I told my parents, if the writing thing didn’t pan out, I could always be an actress.

They were speechless. Writing and acting were not careers, they said. They were hobbies. At which point I informed them that I wanted to be a professional hobbyist. It did not go over well.

Since I wasn’t allowed to do what I wanted with my life, I decided to do what I was good at. (Trouble was, I was good at a lot of things.) So I took my time having a blast with my friends in high school, spent as little time as possible in college, and graduated with a degree in Chemistry.

Right after that, my father called in a favor to a friend who worked at South Carolina Electric and Gas and I went one afternoon to look at their labs. I took one step into the clean, white-walled rooms full of neat people in white lab coats and thought: I wonder how long it would take before I snuck in at night and painted the walls rainbow colors…
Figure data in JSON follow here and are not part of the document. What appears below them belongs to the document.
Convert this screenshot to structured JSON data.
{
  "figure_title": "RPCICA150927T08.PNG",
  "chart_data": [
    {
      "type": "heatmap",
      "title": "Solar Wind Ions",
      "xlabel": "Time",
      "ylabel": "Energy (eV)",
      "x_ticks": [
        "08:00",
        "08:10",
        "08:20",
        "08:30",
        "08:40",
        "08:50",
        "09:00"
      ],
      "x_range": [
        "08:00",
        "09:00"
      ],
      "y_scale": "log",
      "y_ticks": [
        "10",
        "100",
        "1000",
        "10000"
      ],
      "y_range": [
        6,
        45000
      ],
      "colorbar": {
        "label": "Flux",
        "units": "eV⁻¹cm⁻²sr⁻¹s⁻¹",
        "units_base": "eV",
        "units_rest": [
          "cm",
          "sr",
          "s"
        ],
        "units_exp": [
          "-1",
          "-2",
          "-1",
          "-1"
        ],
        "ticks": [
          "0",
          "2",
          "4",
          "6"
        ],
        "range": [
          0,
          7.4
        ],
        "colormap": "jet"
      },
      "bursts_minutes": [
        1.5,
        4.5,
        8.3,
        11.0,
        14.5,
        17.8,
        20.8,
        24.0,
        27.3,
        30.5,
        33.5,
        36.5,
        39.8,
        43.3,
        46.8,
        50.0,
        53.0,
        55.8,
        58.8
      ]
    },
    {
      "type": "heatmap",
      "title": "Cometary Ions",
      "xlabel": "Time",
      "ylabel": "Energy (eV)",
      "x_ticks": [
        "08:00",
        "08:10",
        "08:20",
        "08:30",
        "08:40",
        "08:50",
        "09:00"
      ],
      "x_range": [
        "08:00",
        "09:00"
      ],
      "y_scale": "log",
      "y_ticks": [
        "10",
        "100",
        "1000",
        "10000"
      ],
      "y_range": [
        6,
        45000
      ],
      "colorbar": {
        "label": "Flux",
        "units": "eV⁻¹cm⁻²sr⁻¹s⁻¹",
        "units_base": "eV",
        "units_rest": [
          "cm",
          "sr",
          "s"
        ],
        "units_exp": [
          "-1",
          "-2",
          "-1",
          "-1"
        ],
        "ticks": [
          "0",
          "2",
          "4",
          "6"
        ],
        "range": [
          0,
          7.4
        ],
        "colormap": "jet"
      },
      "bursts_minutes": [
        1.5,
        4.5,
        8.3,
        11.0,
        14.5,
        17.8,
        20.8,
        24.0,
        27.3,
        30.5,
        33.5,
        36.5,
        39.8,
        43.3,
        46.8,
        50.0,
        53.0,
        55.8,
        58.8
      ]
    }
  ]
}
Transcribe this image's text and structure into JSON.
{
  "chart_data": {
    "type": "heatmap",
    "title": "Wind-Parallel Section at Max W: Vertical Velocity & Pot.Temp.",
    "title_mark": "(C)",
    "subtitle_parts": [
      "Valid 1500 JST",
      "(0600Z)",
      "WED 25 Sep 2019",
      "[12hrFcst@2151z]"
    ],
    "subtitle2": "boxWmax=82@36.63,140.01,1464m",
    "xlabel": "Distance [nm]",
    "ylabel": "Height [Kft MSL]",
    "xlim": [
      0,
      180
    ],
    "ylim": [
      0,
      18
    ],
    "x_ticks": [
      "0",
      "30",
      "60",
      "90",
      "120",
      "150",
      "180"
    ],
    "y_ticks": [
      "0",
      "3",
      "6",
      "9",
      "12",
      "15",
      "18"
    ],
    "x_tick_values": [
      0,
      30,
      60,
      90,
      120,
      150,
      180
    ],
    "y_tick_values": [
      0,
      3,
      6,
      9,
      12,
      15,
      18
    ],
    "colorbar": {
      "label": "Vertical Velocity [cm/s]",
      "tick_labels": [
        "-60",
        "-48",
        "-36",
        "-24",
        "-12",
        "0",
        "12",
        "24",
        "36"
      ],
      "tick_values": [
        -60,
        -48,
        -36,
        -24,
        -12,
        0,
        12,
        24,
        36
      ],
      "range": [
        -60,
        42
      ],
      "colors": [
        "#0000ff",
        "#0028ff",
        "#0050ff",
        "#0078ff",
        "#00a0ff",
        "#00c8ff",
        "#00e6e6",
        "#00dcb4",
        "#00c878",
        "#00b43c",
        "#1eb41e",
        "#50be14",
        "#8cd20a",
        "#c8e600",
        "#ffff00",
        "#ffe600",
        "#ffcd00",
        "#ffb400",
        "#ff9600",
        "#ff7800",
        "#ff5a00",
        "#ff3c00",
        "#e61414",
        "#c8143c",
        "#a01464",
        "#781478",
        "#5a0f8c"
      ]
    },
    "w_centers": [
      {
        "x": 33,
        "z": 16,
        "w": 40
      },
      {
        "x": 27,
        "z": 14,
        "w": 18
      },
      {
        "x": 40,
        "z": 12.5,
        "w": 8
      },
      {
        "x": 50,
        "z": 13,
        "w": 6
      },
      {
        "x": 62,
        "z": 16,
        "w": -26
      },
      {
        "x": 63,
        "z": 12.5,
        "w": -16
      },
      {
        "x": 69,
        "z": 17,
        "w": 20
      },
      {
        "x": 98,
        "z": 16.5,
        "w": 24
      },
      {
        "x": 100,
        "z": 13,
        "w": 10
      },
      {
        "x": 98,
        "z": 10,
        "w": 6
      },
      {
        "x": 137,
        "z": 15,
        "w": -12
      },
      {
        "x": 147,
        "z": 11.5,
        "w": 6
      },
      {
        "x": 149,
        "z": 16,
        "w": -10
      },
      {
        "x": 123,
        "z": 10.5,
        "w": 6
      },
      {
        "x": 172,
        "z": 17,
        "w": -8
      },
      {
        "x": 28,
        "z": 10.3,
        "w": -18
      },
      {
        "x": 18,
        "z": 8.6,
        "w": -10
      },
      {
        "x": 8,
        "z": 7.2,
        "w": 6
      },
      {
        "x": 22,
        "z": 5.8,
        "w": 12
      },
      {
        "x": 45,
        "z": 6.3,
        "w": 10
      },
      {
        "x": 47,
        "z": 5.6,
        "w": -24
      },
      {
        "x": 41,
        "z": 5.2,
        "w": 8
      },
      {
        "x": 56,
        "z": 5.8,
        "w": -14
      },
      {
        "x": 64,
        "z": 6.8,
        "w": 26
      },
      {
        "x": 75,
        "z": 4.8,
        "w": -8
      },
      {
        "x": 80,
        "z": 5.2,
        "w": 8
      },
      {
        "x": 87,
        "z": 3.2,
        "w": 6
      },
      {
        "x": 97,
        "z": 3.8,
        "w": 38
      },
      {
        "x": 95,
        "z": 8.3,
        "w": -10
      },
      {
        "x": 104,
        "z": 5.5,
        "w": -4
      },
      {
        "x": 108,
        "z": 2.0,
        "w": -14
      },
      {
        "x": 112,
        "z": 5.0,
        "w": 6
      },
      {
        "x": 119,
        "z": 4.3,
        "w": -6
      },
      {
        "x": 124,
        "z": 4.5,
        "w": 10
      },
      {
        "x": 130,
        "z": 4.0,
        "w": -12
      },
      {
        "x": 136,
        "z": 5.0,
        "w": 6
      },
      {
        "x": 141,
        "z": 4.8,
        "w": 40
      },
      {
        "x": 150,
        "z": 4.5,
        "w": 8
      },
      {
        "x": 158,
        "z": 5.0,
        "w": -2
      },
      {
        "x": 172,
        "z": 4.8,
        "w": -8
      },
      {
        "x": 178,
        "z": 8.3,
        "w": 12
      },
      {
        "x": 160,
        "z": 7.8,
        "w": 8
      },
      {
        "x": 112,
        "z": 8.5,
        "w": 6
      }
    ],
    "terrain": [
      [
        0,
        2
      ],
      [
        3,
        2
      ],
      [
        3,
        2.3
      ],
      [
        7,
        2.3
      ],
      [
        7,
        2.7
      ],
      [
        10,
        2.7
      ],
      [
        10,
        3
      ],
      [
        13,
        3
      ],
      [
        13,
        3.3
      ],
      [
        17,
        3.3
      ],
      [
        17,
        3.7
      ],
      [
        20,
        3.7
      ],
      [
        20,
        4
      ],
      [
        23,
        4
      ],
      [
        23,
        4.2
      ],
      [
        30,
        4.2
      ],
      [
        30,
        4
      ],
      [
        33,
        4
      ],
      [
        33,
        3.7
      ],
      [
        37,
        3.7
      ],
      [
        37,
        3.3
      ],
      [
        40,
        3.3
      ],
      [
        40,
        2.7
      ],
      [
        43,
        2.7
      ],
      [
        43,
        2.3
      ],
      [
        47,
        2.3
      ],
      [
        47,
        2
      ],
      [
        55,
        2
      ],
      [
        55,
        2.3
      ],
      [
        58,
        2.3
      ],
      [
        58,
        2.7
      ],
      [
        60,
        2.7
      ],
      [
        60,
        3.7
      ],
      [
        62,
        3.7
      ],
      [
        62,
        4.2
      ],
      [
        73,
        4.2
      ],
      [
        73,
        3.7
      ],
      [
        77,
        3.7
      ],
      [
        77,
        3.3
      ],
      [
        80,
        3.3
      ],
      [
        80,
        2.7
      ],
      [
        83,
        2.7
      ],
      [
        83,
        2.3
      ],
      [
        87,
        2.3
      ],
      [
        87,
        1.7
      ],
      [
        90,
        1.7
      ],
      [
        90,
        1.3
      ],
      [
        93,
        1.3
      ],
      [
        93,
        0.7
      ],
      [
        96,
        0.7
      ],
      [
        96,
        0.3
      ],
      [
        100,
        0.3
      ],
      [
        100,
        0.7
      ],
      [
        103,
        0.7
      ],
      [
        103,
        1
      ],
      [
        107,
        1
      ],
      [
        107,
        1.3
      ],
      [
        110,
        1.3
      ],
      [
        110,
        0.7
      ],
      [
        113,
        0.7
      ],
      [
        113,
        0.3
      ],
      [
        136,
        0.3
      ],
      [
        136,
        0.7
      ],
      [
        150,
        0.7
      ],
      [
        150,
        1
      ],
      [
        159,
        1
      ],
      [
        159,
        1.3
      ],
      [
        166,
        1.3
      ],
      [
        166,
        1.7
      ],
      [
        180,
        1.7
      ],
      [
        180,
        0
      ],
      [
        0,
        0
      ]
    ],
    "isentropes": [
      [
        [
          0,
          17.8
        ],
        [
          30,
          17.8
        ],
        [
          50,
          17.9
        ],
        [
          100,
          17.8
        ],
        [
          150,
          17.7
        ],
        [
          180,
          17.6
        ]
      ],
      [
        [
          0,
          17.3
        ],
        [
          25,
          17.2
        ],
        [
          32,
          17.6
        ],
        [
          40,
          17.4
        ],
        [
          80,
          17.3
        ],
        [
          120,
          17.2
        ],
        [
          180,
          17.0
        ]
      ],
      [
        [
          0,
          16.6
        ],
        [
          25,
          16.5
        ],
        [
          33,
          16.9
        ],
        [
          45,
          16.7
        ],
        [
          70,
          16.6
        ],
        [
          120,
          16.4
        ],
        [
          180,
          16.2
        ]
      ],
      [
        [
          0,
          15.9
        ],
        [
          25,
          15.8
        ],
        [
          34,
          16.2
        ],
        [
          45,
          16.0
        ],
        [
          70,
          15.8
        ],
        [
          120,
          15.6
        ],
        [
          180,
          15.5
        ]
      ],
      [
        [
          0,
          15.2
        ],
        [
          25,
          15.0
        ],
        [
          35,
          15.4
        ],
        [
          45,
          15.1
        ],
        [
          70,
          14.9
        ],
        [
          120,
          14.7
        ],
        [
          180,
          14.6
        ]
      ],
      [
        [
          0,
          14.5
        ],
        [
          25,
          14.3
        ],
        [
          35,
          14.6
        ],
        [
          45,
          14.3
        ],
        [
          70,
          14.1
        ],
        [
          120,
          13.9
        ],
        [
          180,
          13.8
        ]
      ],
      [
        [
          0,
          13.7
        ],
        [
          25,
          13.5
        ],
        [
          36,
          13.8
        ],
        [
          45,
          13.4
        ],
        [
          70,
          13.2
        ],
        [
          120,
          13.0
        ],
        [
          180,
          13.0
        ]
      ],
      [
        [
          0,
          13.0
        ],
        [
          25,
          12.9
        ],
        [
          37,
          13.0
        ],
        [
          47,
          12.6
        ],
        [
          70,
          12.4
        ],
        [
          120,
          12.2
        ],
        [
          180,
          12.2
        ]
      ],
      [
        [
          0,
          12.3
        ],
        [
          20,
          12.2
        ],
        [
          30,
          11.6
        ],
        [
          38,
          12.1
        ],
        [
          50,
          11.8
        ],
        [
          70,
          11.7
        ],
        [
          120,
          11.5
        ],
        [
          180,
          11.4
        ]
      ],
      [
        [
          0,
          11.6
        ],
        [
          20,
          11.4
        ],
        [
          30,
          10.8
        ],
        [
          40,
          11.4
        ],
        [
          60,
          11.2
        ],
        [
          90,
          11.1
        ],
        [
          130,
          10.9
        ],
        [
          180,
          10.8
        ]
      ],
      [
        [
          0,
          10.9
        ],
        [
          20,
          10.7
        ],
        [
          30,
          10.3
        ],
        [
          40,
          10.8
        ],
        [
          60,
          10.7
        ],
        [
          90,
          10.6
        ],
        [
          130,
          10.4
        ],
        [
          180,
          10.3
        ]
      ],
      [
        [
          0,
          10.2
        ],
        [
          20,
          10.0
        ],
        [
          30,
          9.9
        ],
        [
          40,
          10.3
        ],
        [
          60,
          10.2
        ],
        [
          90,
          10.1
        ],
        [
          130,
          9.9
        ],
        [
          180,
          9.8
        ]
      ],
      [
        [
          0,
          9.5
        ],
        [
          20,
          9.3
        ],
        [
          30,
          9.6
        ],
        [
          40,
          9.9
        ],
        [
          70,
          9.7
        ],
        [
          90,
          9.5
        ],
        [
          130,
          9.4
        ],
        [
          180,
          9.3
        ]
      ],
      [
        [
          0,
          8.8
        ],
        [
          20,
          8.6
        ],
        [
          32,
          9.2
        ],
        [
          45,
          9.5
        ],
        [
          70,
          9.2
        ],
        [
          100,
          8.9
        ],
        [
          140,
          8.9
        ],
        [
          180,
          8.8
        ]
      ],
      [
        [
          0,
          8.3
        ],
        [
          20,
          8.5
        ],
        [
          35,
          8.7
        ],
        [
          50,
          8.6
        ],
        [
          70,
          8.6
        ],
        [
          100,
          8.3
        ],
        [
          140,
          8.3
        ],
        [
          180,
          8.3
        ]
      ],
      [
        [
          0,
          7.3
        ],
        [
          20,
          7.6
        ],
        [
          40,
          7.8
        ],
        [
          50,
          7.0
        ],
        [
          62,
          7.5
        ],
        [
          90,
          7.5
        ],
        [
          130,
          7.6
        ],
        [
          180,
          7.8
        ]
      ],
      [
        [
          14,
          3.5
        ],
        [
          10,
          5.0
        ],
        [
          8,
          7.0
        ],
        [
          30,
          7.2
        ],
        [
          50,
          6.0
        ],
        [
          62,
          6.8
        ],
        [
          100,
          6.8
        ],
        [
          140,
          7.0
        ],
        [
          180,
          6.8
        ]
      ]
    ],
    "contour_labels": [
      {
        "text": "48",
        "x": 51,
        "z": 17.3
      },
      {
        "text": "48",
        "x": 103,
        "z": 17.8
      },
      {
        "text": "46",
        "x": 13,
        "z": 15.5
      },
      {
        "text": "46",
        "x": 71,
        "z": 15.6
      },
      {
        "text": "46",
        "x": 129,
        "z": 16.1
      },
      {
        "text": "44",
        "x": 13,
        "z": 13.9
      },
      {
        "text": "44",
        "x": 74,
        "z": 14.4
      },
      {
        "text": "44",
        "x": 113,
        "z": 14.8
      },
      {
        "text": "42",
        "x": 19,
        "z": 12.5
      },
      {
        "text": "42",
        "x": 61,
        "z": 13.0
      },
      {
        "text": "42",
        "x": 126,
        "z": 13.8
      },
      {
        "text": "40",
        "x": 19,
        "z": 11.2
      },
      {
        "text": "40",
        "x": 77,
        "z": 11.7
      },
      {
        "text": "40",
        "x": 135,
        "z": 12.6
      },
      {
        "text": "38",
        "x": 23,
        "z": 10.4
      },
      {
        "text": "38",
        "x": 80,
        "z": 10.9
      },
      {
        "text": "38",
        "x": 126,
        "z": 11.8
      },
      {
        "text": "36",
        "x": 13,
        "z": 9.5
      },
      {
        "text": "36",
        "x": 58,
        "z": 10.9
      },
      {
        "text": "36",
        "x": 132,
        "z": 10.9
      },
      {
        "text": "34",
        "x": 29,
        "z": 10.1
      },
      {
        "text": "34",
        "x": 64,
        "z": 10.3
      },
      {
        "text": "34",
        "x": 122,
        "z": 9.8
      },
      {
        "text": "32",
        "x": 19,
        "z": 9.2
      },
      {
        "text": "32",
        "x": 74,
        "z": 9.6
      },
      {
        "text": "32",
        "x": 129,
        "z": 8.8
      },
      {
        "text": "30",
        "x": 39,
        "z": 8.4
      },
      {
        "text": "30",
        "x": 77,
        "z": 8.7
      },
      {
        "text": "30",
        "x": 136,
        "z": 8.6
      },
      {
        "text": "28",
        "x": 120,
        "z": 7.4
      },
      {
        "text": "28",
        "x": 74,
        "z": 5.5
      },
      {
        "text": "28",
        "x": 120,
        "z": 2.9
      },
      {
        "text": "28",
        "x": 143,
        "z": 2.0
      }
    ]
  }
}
I went out the next day and got a job at the bookstore in the mall.

I’ve had other kinds of jobs over the past ten years – many of them at the same time – but I’ve never strayed too far from books. I followed my parents to Tennessee and got a job at the Smyrna Public Library. And right before I drained my savings account dry as a result of living for a year and a half below the poverty level, I lucked out and got a job as a buyer at Ingram Book Company. I still did copyediting, book reviews and interviews – anything I could get my hands on. I kept writing, because I loved it.

As a hobby, of course.

There are two checks framed in my library at home. One was the check I received when I was eight for my work on “Pass it Along.” The second I received eighteen years later from Candlewick Press — the first half of the advance for my picture book AlphaOops: The Day Z Went First. I think my degree is at the bottom of a box in the attic. I take a perverse sort of pleasure in the fact that I never earned a dime as a scientist.

The interesting side to my lack of formal education in the arts is that I have no concept of boundaries. Nothing is impossible. Anything goes. I don’t just think outside the box, I sit outside the box and use it as an ashtray. I want to do everything. And I’m working on it.

What is on the horizon for me? Well, I might care if I were interested in the horizon. My happiness lies in finding out what’s beyond it.